Monsieur JOURCHI, je compte beaucoup sur votre ésprit participatif avec d'autres Indépendants pour assurer la bonne transition démocratique en tunisie, certes les partis constituants le paysage politique en tunisie,telle qu'elle soit leur idéologie, sont affamés et veulent immédiatement arriver au pouvoir qui resterait toujours leur premier objectif et c'est pour cela que vous faites allusion au role trés important de la socièté civile dans ce processus assez compliqué et délicat pour l'instauration d'un systeme politique démocrate pouvant satisfaire tous les tunisiens . Néanmoins dans ces conditions assez particuliéres , serait il primordial pour ces tunisiens de se demander : qui est en fait notre société civile? de quelles associations ou organisations est elle composée , que sont ils leurs prérogatifs en ces moments et dans cette conjoncture bien déterminée . Personnellement j'en vois pas beaucoup mise à part les quelques "femmes démocrates " faisant l'interessant ces jours ci par des appels insolants à la destruction de tout ce qui fait distinguer notre société actuelle.

laabed - 13-09-2011 22:48

après le 14 janvier, il est présent sur les médias , et il joue le rôle délicat et indispensable de modérateur .a mon avis il le réussit parfaitement puisque à mon connaissance il n'est pas contesté dans cette mission difficile et ingrate.heureusement pour les tunisiens qui trouvent des volontaires à ce travail dans les moments difficiles.bref,nous avons encore besoins de types comme lui

anonyme - 13-09-2011 23:59

une révolution avec des révolutionnaires debouche sur des dictatures comme a Cuba.l' ere des idéologies est révolue meme en occident c 'est le pragmatisme et comment lutter contre la financiarisation des économies.les soucis des tunisiens : vivre en sécurité ; justice sociale concréte;retour de l 'ascensseur social;remplir le couffin pour sa famille .les discussions politiciennes ou yajouz et la yajouz sont le cadet de leur soucis

ouahchi - 14-09-2011 11:17

J'ai lu avec interet votre article,je vous felicite pour la clarte et la transparence de vos propos.La societe civie se doit d'etre un rempart en beton contre toute tentative de derive ,notre tunisie en a besoin.

khlifi - 14-09-2011 13:01

Je suis vraiment content que cet intellectuel libre ne fait plus parti d'Ennahdha et n’adhère à aucun autre parti politique .Je souhaite qu'il participe à la mise en place d'une conférence permanente à laquelle participerait particulièrement les intellectuels, penseurs, philosophes, scientifiques, historiens, linguistes... surtout maghrébins pour une lecture correcte du Coran et de la Sunna reconnue comme telle .Cet aéropage permettra de dégager un consensus sur ce que le musulman du XXI éme siècle est tenu de respecter s’il veut appartenir à l’Islam.
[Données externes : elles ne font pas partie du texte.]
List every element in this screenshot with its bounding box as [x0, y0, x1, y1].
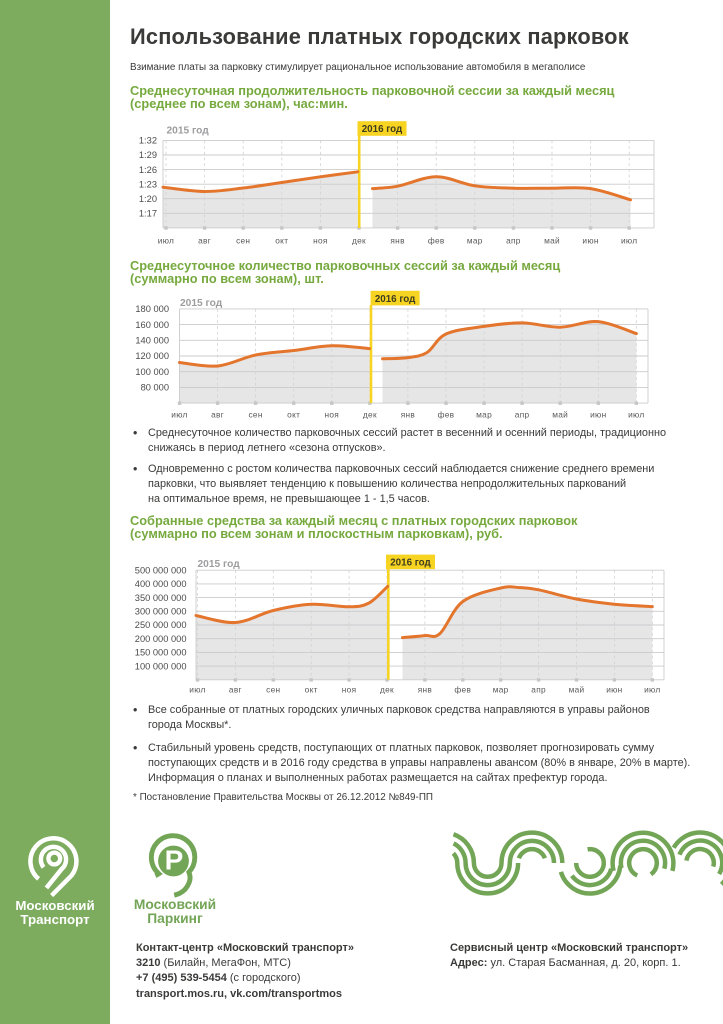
svg-text:1:29: 1:29	[139, 150, 157, 160]
svg-text:ноя: ноя	[313, 236, 328, 246]
svg-text:100 000 000: 100 000 000	[135, 661, 187, 671]
svg-text:июн: июн	[590, 410, 606, 420]
svg-text:80 000: 80 000	[141, 383, 169, 393]
svg-text:100 000: 100 000	[135, 367, 169, 377]
svg-text:150 000 000: 150 000 000	[135, 648, 187, 658]
svg-text:авг: авг	[211, 410, 224, 420]
svg-text:июн: июн	[582, 236, 598, 246]
svg-text:ноя: ноя	[325, 410, 340, 420]
svg-text:авг: авг	[198, 236, 211, 246]
svg-text:янв: янв	[401, 410, 416, 420]
svg-text:апр: апр	[515, 410, 530, 420]
svg-text:фев: фев	[428, 236, 445, 246]
svg-text:июл: июл	[644, 685, 660, 695]
svg-text:200 000 000: 200 000 000	[135, 634, 187, 644]
svg-text:апр: апр	[506, 236, 521, 246]
svg-text:авг: авг	[229, 685, 242, 695]
svg-text:июл: июл	[158, 236, 174, 246]
svg-text:1:32: 1:32	[139, 136, 157, 146]
svg-text:июл: июл	[171, 410, 187, 420]
svg-text:P: P	[165, 844, 184, 875]
svg-text:2016 год: 2016 год	[362, 124, 403, 135]
svg-text:янв: янв	[418, 685, 433, 695]
svg-text:сен: сен	[266, 685, 280, 695]
svg-text:июн: июн	[606, 685, 622, 695]
svg-text:май: май	[544, 236, 560, 246]
svg-text:140 000: 140 000	[135, 336, 169, 346]
svg-text:фев: фев	[438, 410, 455, 420]
svg-text:мар: мар	[467, 236, 483, 246]
svg-text:1:17: 1:17	[139, 209, 157, 219]
svg-text:500 000 000: 500 000 000	[135, 565, 187, 575]
svg-text:250 000 000: 250 000 000	[135, 620, 187, 630]
svg-text:2015 год: 2015 год	[198, 559, 241, 570]
svg-text:2016 год: 2016 год	[375, 294, 416, 305]
svg-text:1:26: 1:26	[139, 165, 157, 175]
svg-text:окт: окт	[275, 236, 288, 246]
svg-text:июл: июл	[189, 685, 205, 695]
svg-text:120 000: 120 000	[135, 351, 169, 361]
svg-text:ноя: ноя	[342, 685, 357, 695]
svg-text:окт: окт	[287, 410, 300, 420]
svg-text:2015 год: 2015 год	[167, 126, 210, 137]
svg-text:май: май	[552, 410, 568, 420]
svg-text:дек: дек	[380, 685, 394, 695]
svg-text:янв: янв	[390, 236, 405, 246]
svg-text:сен: сен	[236, 236, 250, 246]
svg-text:180 000: 180 000	[135, 304, 169, 314]
svg-text:1:20: 1:20	[139, 194, 157, 204]
svg-text:300 000 000: 300 000 000	[135, 607, 187, 617]
svg-text:2015 год: 2015 год	[180, 298, 223, 309]
svg-text:фев: фев	[454, 685, 471, 695]
svg-text:апр: апр	[531, 685, 546, 695]
svg-text:мар: мар	[493, 685, 509, 695]
svg-text:май: май	[569, 685, 585, 695]
svg-text:июл: июл	[621, 236, 637, 246]
svg-text:1:23: 1:23	[139, 179, 157, 189]
svg-text:350 000 000: 350 000 000	[135, 593, 187, 603]
svg-text:сен: сен	[248, 410, 262, 420]
svg-text:мар: мар	[476, 410, 492, 420]
svg-text:дек: дек	[352, 236, 366, 246]
svg-text:июл: июл	[628, 410, 644, 420]
svg-text:400 000 000: 400 000 000	[135, 579, 187, 589]
svg-text:дек: дек	[363, 410, 377, 420]
svg-text:2016 год: 2016 год	[390, 558, 431, 569]
svg-text:160 000: 160 000	[135, 320, 169, 330]
svg-text:окт: окт	[305, 685, 318, 695]
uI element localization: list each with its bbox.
Ce consensus jouera sur le plan politique un élément stabilisateur de nature à conforter le développement économique et civilisationnel de nos peuples. Le jeune issu de parents musulmans veut un Coran où chaque terme a une signification unique (Exemple : il est dit dans le Coran que le mari peut « frapper » son épouse mais cette lecture littérale ne serait pas exacte, car Dieu aurait voulu dire « s’en éloigner » ce qui est complétement différent !).Certains contestent « la Charia » comme le Professeur Taalbi. Il est possible de parvenir à limiter la Charia à ce qui n’est contesté par personne nonobstant le fait que cette Charia soit postérieure au décès du Prophète et qu’il aurait interdit de la consigner de son vivant. Les réformes engagées par la Tunisie indépendantes (interdiction de la polygamie, autorisation de l’interruption volontaire de la grossesse dans la limite de trois mois) gagneraient à recevoir l’accord de cette Conférence. Peut-on aujourd’hui interdire aux banques de servir et de percevoir des intérêts ? Doit-on célébrer la prière de l’Aïd en dehors des mosquées et laisser aux imans de légiférer ? Peut-on partager son patrimoine à égalité entre filles et garçons ? Le jeune musulman a soit de textes clairs et de pratiques incontestées adaptés à notre environnement d’aujourd’hui.